CentOS下ELK基于ElastAlert实现日志的微信报警

技术2022-07-16 74

转载来源：ELK基于ElastAlert实现日志的微信报警 : https://www.jianshu.com/p/f31c0d6020fe

一、ElastAlert介绍

在日志管理上我们使用Elasticsearch，Logstash和Kibana技术栈来管理不断增长的数据和日志，但是对于错误日志的监控ELK架构并没有提供，所以我们需要使用到第三方工具ElastAlert，来帮助我们及时发现业务中存在的问题。

ElastAlert通过定期查询Elasticsearch，并将数据传递到规则类型，该规则类型确定何时找到匹配项。发生匹配时，将为该警报提供一个或多个警报，这些警报将根据匹配采取行动。
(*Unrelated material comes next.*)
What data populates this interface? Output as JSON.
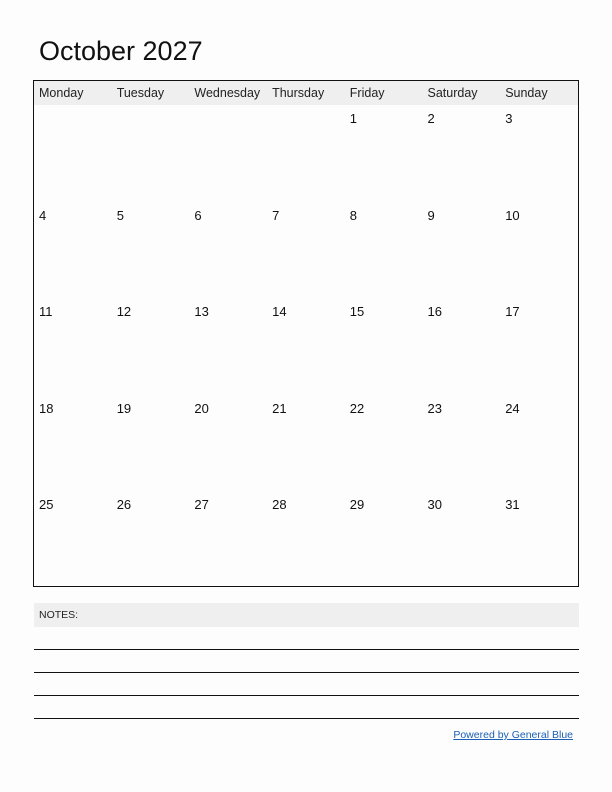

这是由一组规则配置的，每个规则定义一个查询，一个规则类型和一组警报。 ElastAlert支持以下方式报警

Command （可调用短信接口） Email JIRA OpsGenie SNS HipChat Slack Telegram Debug Stomp

除了这种基本用法外，还有许多其他功能使警报更加有用：

警报链接到Kibana仪表板任意字段的合计计数将警报合并为定期报告通过使用唯一键字段来分隔警报拦截并增强比赛数据

二、部署ElastAlert

1. 部署所需环境

ELK 环境部署

EFK6.3+kafka+logstash日志分析平台集群

安装依赖包

$ yum -y install zlib-devel bzip2-devel openssl-devel ncurses-devel sqlite-devel readline-devel tk-devel gdbm-devel db4-devel libpcap-devel xz-devel

部署python3.6

$ mkdir -p /usr/local/python3 $ cd /usr/local/python3 $ wget https://www.python.org/ftp/python/3.6.9/Python-3.6.9.tgz $ tar xf Python-3.6.9.tgz $ cd Python-3.6.9 $ ./configure --prefix=/usr/local/python3 $ make && make install

配置环境变量

# 将python2.7 软链删除，换成python3.6 $ rm /usr/bin/python $ ln -s /usr/local/python3/bin/python3.6 /usr/bin/python $ rm /usr/bin/pip $ ln -s /usr/local/python3/bin/pip3 /usr/bin/pip

验证版本

$ python Python 3.6.9 (default, Jun 2 2020, 12:12:43) [GCC 4.4.7 20120313 (Red Hat 4.4.7-18)] on linux Type "help", "copyright", "credits" or "license" for more information. >>> $ pip -V pip 18.1 from /usr/local/python3/lib/python3.6/site-packages/pip (python 3.6)

2. 部署ElastAlert

$ cd /app $ git clone https://github.com/Yelp/elastalert.git

安装模块：

$ pip install "setuptools>=11.3" $ python setup.py install

根据Elasticsearch的版本，您可能需要手动安装正确版本的elasticsearch-py。

Elasticsearch 5.0+：

$ pip install "elasticsearch>=5.0.0"

Elasticsearch 2.X：

$ pip install "elasticsearch<3.0.0"

3. 配置ElastAlert

配置config.yaml 文件

$ cp config.yaml.example config.yaml $ cat config.yaml rules_folder: example_rules run_every: seconds: 10 buffer_time: minutes: 15 es_host: 10.1.144.208 es_port: 9201 #es_username: elastic #es_password: 123456 writeback_index: elastalert_status alert_time_limit: days: 2

rules_folder：ElastAlert从中加载规则配置文件的位置。它将尝试加载文件夹中的每个.yaml文件。没有任何有效规则，ElastAlert将无法启动。 run_every： ElastAlert多久查询一次Elasticsearch的时间。 buffer_time：查询窗口的大小，从运行每个查询的时间开始向后延伸。对于其中use_count_query或use_terms_query设置为true的规则，将忽略此值。 es_host：是Elasticsearch群集的地址，ElastAlert将在其中存储有关其状态，查询运行，警报和错误的数据。 es_port：es对应的端口。 es_username：可选的; 用于连接的basic-auth用户名es_host。 es_password：可选的; 用于连接的basic-auth密码es_host。 es_send_get_body_as：可选的; 方法查询Elasticsearch - GET，POST或source。默认是GET writeback_index：ElastAlert将在其中存储数据的索引的名称。我们稍后将创建此索引。 alert_time_limit：失败警报的重试窗口。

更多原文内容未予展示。